Embassy Bombing Terrorists Sentenced
Updated: Thu, Oct 18 12:00 PM EDT
By TOM HAYS, Associated Press Writer
NEW YORK (AP) - Three Osama bin Laden disciples convicted in the 1998 bombings of two U.S. embassies in Africa received life without parole Thursday in a city still reeling from last month's terrorist attacks.
A fourth defendant also faced sentencing Thursday, but planned to make a half-hour statement first at the fortified federal courthouse in lower Manhattan.
Khalfan Khamis Mohamed, 28, was the first to be sentenced in U.S. District Court in Manhattan. He and Mohamed Rashed Al-'Owhali, 24, were sentenced to life without parole for direct involvement in the bombings.
Mohamed Sadeek Odeh, 36, of Jordan, received the same sentence for conspiracy.
Judge Leonard B. Sand ordered each of the men to pay $33 million in restitution: $7 million to the victims' families, and $26 million to the U.S. government.
At a pre-sentencing hearing on Wednesday, Sand said the defendants were indigent. But he also suggested that frozen assets might be used for victims, thanks to recent attempts by the Bush administration to choke off the funding of al-Qaida and other terror groups.
Odeh, who had argued at his trial that the United States had provoked the terrorist attacks, was convicted of a lesser role and had been eligible for a lesser sentence.
At sentencing, defense lawyer Ed Wilford said Odeh "was a soldier in the military wing of al-Qaida." He said the attack, in Odeh's view, was an attack against the U.S. for its support of Israel.
Mohamed, convicted of helping build the bomb that struck the embassy in Dar es Salaam, Tanzania, declined to address the court.
He and Al-'Owhali had faced a possible death penalty in the case, but the jury could not agree on that sentence. Through his attorney, Mohamed said he "wishes to express gratitude to a jury that spared his life."

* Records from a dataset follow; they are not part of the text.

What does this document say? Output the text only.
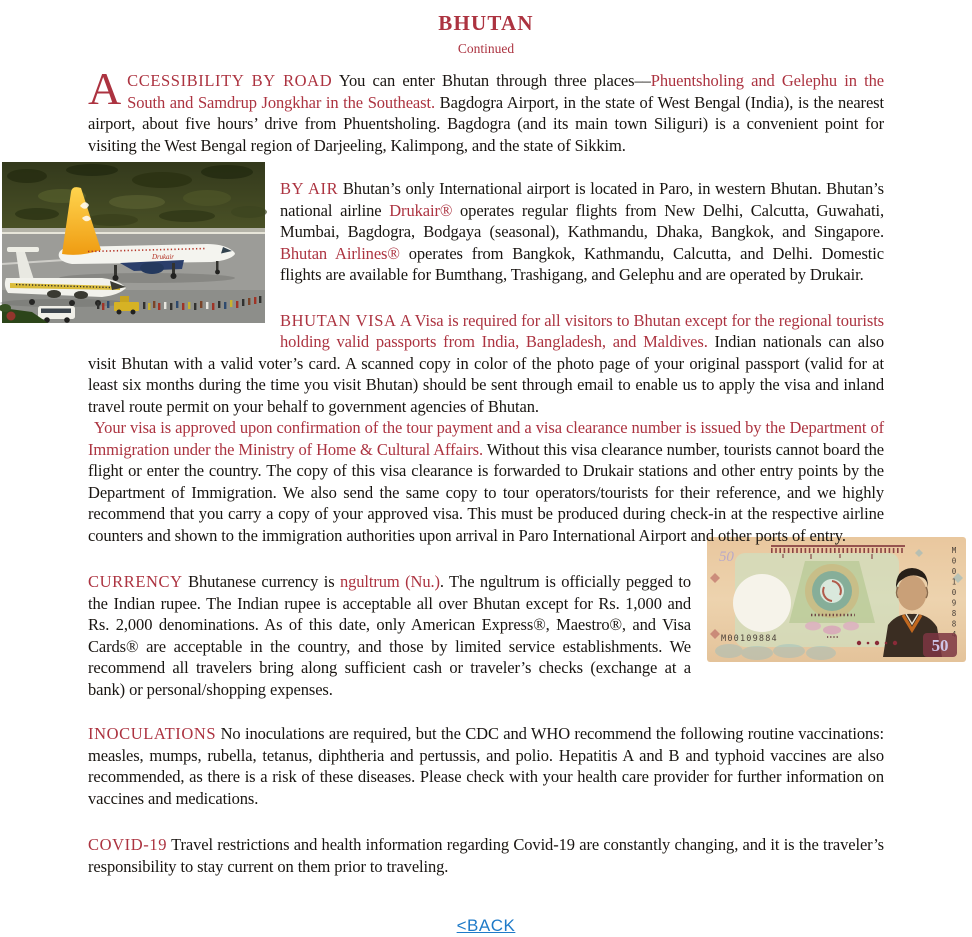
BHUTAN
Continued

ACCESSIBILITY BY ROAD You can enter Bhutan through three places––Phuentsholing and Gelephu in the South and Samdrup Jongkhar in the Southeast. Bagdogra Airport, in the state of West Bengal (India), is the nearest airport, about five hours’ drive from Phuentsholing. Bagdogra (and its main town Siliguri) is a convenient point for visiting the West Bengal region of Darjeeling, Kalimpong, and the state of Sikkim.

Drukair

BY AIR Bhutan’s only International airport is located in Paro, in western Bhutan. Bhutan’s national airline Drukair® operates regular flights from New Delhi, Calcutta, Guwahati, Mumbai, Bagdogra, Bodgaya (seasonal), Kathmandu, Dhaka, Bangkok, and Singapore. Bhutan Airlines® operates from Bangkok, Kathmandu, Calcutta, and Delhi. Domestic flights are available for Bumthang, Trashigang, and Gelephu and are operated by Drukair.

BHUTAN VISA A Visa is required for all visitors to Bhutan except for the regional tourists holding valid passports from India, Bangladesh, and Maldives. Indian nationals can also visit Bhutan with a valid voter’s card. A scanned copy in color of the photo page of your original passport (valid for at least six months during the time you visit Bhutan) should be sent through email to enable us to apply the visa and inland travel route permit on your behalf to government agencies of Bhutan.

Your visa is approved upon confirmation of the tour payment and a visa clearance number is issued by the Department of Immigration under the Ministry of Home & Cultural Affairs. Without this visa clearance number, tourists cannot board the flight or enter the country. The copy of this visa clearance is forwarded to Drukair stations and other entry points by the Department of Immigration. We also send the same copy to tour operators/tourists for their reference, and we highly recommend that you carry a copy of your approved visa. This must be produced during check-in at the respective airline counters and shown to the immigration authorities upon arrival in Paro International Airport and other ports of entry.

50
M00109884
M 0 0 1 0 9 8 8
50
CURRENCY Bhutanese currency is ngultrum (Nu.). The ngultrum is officially pegged to the Indian rupee. The Indian rupee is acceptable all over Bhutan except for Rs. 1,000 and Rs. 2,000 denominations. As of this date, only American Express®, Maestro®, and Visa Cards® are acceptable in the country, and those by limited service establishments. We recommend all travelers bring along sufficient cash or traveler’s checks (exchange at a bank) or personal/shopping expenses.

INOCULATIONS No inoculations are required, but the CDC and WHO recommend the following routine vaccinations: measles, mumps, rubella, tetanus, diphtheria and pertussis, and polio. Hepatitis A and B and typhoid vaccines are also recommended, as there is a risk of these diseases. Please check with your health care provider for further information on vaccines and medications.

COVID-19 Travel restrictions and health information regarding Covid-19 are constantly changing, and it is the traveler’s responsibility to stay current on them prior to traveling.

<BACK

"The jury has found you guilty of crimes that mandate a life sentence, and I will of course impose a life sentence," the judge told him.
Al-'Owhali, who rode the bomb vehicle up to the embassy in Nairobi, Kenya, and tossed stun grenades at guards before fleeing, also declined to address the court.
The near-simultaneous Aug. 7, 1998, bombings of the embassies in Kenya and Tanzania killed 231 people, including 12 Americans. They were quickly blamed on bin Laden, who was indicted in the case, and his al-Qaida terrorist organization in Afghanistan.
The four defendants' six-month trial attracted little interest before the Sept. 11 terrorist attacks on the World Trade Center and the Pentagon, which killed more than 5,000 people.
On Thursday, security was tightened around the courthouse just blocks from the trade center rubble. The courthouse is surrounded by steel barricades to prevent possible attacks.
The sentencing came after an appeal by the spouses of two people killed in the embassy bombings for life sentences.
"Let them die conscious of the fact that their souls will be condemned forever," said Howard Kavaler, whose wife died in the attack on the Kenyan embassy.
Susan Hirsch, whose husband was killed in the bombing of the Tanzanian embassy, said the defendants were giving the world a distorted view of the Islamic religion. Her husband, Jamal, was Muslim.
"There's nothing you could do to these individuals that would soothe the sorrow that haunts me," she told Sand before encouraging him to impose life without parole.
Wadih El-Hage, 41, a Lebanese-born U.S. citizen from Arlington, Texas, was to be sentenced later Thursday for conspiracy.